3 Jul 2016 3:28
Michael Cimino, o realizador americano de "O Caçador" (1978), morreu no dia 2 de Julho — contava 77 anos. A notícia foi divulgada no Twitter, por Thierry Fremaux, director do Festival de Cannes.
A lista de projectos não concretizados de Cimino é maior que a dos filmes que, realmente, assinou — sete longas-metragens, para sermos exactos. Isto porque os dramáticos problemas que envolveram a produção de "As Portas do Céu" (1980), a começar pela meteórica ultrapassagem do orçamento, lhe criaram problemas crescentes no seio da indústria de Hollywood.

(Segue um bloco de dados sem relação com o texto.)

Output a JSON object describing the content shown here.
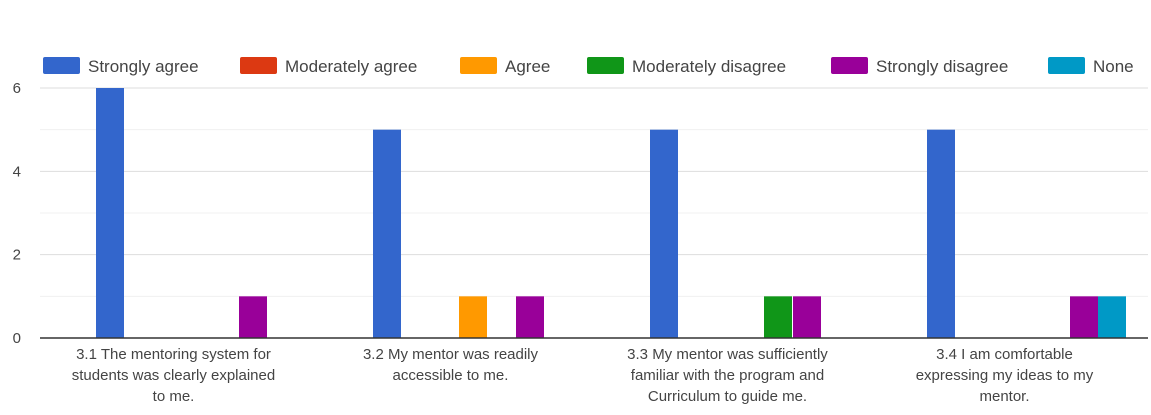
{
  "chart_data": {
    "type": "bar",
    "categories": [
      "3.1 The mentoring system for students was clearly explained to me.",
      "3.2 My mentor was readily accessible to me.",
      "3.3 My mentor was sufficiently familiar with the program and Curriculum to guide me.",
      "3.4 I am comfortable expressing my ideas to my mentor."
    ],
    "category_lines": [
      [
        "3.1 The mentoring system for",
        "students was clearly explained",
        "to me."
      ],
      [
        "3.2 My mentor was readily",
        "accessible to me."
      ],
      [
        "3.3 My mentor was sufficiently",
        "familiar with the program and",
        "Curriculum to guide me."
      ],
      [
        "3.4 I am comfortable",
        "expressing my ideas to my",
        "mentor."
      ]
    ],
    "series": [
      {
        "name": "Strongly agree",
        "color": "#3366cc",
        "values": [
          6,
          5,
          5,
          5
        ]
      },
      {
        "name": "Moderately agree",
        "color": "#dc3912",
        "values": [
          0,
          0,
          0,
          0
        ]
      },
      {
        "name": "Agree",
        "color": "#ff9900",
        "values": [
          0,
          1,
          0,
          0
        ]
      },
      {
        "name": "Moderately disagree",
        "color": "#109618",
        "values": [
          0,
          0,
          1,
          0
        ]
      },
      {
        "name": "Strongly disagree",
        "color": "#990099",
        "values": [
          1,
          1,
          1,
          1
        ]
      },
      {
        "name": "None",
        "color": "#0099c6",
        "values": [
          0,
          0,
          0,
          1
        ]
      }
    ],
    "yticks": [
      0,
      2,
      4,
      6
    ],
    "ylim": [
      0,
      6
    ],
    "grid": true,
    "legend_position": "top"
  }
}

Cimino foi, afinal, um símbolo exemplar da geração dos chamados "movie brats" que, ao longo dos anos 60/70, transfiguraram a paisagem do cinema americano (tal como Peter Bogdanovich e Francis Ford Coppola, nasceu em 1939). Curiosamente, a sua afirmação começou como argumentista, por exemplo em "Magnum Force" (1973), filme que serviu de sequela a "Dirty Harry" (1971), com Clint Eastwood.
O próprio Eastwood ajudou a criar condições para que Cimino se estreasse na realização no filme que protagonizou logo após "Magnum Force" — chamou-se "Thunderbolt and Lightfoot" (1974), tinha de novo argumento de Cimino e retratava um veterano assaltante de bancos num registo mais ou menos paródico (foi lançado entre nós como "A Última Golpada").
Quatro anos mais tarde, com "O Caçador", Cimino seria consagrado como um dos nomes essenciais do "New Hollywood": através da história de um grupo de amigos da Pensilvânia que vão combater no Vietname, era a própria identidade americana que se apresentava revista num registo visceralmente trágico. No seu elenco figuravam, entre outros, Robert De Niro, Christopher Walken e Meryl Streep. Arrebatou cinco Oscars, dois dos quais para o próprio Cimino: melhor realizador e melhor filme de 1978 (Cimino ganhou na qualidade de co-produtor).
Logo a seguir, as atribulações de "As Portas do Céu", uma revisão crítica de muitas convenções do western clássico, conduziram ao desmantelar do próprio estúdio produtor (United Artists), transformando Cimino num "marginal" da indústria. O filme é habitualmente citado como peça decisiva no fim de uma era de renovação, quanto mais não seja porque, a partir daí, os estúdios decidiram estabelecer muito mais apertados mecanismos de controle do trabalho dos realizadores. Com o passar dos anos, suscitou diversas releituras que valorizam a sua importância histórica.
Cimino ainda realizou: "O Ano do Dragão" (1985), um thriller com Mickey Rourke; "O Siciliano" (1987), sobre Salvatore Giuliano, a partir de um livro de Mario Puzo; "A Noite do Desespero" (1990), de novo com Rourke, refazendo o clássico "Horas de Desespero" (1955), de William Wyler; e "Espírito do Sol" (1996), tentativa poética de revisitar a herança mitológica do western.
O certo é que Cimino nunca conseguiu recuperar o reconhecimento da sua época de glória, nem mesmo no plano estritamente comercial. Vivia em França, tendo já publicado dois romances. Em 2001, o Ministério da Cultura de França atribuiu-lhe a medalha de Cavaleiro das Artes e das Letras. O seu derradeiro trabalho como realizador foi um dos episódios de "Cada um o Seu Cinema" (2007), com que o Festival de Cannes assinalou a sua 60ª edição.